I was *learning routes*.

Then I crossed town
     for one more familiar corner—

Northside Tavern,
          Chandler behind the bar,
          that whole place humming

          like a reliable chord.

I went in for a hello
  and walked out with a small mercy—
    a spare little calm
      at exactly the moment
         I’d been hunting for one.

(Atlanta has a way of doing that.
 You don’t find what you’re looking for—
 it finds you, through people.)

And somewhere in the middle of all that,
                the thought landed hard:

I’m moving here.

Offer on a condo in Buckhead—
                        real,
                       adult,
                  terrifying,
        the kind of sentence

        you say twice just to make it true.

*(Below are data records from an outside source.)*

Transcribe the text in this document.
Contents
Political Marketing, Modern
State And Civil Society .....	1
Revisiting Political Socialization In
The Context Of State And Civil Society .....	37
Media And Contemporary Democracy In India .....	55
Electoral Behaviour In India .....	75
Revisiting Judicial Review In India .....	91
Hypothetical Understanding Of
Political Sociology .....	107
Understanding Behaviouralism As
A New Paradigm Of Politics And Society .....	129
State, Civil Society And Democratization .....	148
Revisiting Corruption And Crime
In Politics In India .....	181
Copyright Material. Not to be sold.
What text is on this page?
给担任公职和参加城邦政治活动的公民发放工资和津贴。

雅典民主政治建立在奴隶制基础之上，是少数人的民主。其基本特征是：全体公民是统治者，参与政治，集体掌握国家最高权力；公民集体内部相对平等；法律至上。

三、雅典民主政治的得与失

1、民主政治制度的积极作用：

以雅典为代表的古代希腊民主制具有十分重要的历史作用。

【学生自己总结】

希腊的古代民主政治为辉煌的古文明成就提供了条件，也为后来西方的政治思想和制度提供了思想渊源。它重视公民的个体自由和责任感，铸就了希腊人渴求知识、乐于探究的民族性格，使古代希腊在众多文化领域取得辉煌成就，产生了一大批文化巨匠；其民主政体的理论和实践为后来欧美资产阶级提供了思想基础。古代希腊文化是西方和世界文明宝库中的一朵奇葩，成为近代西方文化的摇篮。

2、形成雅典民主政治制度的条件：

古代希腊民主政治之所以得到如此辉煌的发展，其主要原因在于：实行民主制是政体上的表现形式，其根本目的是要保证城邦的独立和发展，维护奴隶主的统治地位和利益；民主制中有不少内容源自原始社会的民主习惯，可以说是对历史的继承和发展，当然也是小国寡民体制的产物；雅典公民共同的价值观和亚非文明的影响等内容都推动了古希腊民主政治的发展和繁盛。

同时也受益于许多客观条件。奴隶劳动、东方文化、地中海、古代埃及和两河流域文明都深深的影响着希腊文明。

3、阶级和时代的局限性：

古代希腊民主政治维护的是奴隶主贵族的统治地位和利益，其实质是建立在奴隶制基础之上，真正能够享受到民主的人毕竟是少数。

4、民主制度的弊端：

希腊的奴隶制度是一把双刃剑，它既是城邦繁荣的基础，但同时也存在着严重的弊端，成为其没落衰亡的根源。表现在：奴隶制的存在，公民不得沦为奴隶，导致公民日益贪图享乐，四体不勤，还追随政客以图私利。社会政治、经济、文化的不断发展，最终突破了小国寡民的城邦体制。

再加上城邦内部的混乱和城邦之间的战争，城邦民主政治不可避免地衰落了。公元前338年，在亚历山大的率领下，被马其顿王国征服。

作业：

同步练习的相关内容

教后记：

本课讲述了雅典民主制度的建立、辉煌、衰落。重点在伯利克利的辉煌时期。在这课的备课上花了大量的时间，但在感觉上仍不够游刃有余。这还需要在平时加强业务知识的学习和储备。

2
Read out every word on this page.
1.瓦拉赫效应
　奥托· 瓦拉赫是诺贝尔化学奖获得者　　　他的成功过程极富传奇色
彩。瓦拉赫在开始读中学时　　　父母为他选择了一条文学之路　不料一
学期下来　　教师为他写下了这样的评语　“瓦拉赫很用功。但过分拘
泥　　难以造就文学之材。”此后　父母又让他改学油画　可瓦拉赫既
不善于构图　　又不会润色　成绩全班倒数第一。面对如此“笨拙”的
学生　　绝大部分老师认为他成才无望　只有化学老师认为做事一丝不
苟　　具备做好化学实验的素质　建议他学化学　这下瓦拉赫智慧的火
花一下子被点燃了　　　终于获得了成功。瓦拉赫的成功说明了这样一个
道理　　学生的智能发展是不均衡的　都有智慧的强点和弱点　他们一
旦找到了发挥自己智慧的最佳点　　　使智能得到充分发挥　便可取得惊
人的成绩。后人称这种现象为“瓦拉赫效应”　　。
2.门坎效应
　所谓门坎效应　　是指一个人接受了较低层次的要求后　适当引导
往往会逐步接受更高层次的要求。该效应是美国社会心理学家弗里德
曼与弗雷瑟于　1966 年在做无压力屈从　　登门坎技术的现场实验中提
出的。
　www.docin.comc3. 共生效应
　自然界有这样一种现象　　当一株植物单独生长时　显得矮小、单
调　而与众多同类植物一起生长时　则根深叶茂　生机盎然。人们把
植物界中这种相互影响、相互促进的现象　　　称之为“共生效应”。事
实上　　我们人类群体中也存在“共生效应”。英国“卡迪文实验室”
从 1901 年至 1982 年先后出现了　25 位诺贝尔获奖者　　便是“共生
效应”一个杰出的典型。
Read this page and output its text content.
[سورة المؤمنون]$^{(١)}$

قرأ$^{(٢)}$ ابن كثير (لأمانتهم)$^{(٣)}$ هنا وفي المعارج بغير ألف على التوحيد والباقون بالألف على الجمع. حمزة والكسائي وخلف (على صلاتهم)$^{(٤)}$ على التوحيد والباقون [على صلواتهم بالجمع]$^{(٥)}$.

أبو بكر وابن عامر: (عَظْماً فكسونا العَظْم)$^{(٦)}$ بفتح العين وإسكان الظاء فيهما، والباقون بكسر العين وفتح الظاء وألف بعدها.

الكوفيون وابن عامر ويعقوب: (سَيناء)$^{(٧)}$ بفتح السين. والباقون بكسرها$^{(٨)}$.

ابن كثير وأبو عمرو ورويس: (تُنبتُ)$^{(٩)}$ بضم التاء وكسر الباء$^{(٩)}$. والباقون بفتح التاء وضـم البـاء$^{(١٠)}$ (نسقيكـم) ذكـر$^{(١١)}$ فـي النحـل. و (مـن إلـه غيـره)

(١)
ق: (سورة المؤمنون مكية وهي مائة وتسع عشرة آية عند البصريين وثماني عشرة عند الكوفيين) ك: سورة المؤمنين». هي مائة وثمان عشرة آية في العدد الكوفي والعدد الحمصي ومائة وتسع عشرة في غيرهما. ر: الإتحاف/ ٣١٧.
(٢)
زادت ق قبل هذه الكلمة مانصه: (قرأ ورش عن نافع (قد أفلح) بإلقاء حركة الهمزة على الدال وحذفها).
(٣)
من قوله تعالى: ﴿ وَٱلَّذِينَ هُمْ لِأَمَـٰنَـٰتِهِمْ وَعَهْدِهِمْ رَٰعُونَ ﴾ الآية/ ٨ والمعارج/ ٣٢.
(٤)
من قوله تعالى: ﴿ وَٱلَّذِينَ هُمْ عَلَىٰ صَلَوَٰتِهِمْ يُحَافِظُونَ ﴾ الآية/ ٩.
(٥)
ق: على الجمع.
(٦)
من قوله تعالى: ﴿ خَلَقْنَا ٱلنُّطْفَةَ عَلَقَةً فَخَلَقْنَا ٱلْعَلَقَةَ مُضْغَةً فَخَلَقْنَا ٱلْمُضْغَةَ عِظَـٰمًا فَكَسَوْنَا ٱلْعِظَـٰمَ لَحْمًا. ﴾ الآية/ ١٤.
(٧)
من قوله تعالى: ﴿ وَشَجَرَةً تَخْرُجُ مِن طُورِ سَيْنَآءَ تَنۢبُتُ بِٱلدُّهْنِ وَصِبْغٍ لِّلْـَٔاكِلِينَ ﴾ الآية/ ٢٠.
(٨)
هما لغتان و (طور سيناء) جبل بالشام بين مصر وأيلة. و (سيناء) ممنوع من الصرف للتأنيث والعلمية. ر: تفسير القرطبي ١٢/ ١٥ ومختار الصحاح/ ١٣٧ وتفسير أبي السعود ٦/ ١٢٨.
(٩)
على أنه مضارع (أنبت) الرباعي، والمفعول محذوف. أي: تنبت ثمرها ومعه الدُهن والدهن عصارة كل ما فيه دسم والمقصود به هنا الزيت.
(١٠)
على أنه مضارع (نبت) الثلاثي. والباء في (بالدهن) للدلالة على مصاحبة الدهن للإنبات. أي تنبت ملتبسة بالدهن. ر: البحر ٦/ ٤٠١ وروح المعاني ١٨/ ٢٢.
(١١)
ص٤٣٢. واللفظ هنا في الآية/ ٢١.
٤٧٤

So today felt consequential
   in the best way—
          not loud,
    not ceremonial,

    just the city easing up beside me
    like it’s making room.

Home doesn’t always arrive with fireworks.

Sometimes it’s a long walk,
        a new neighborhood,
 a bartender who remembers,

 and the first time you realize
 you’re already acting like you belong.

That’s what home feels like.

Now let’s fill the rooms.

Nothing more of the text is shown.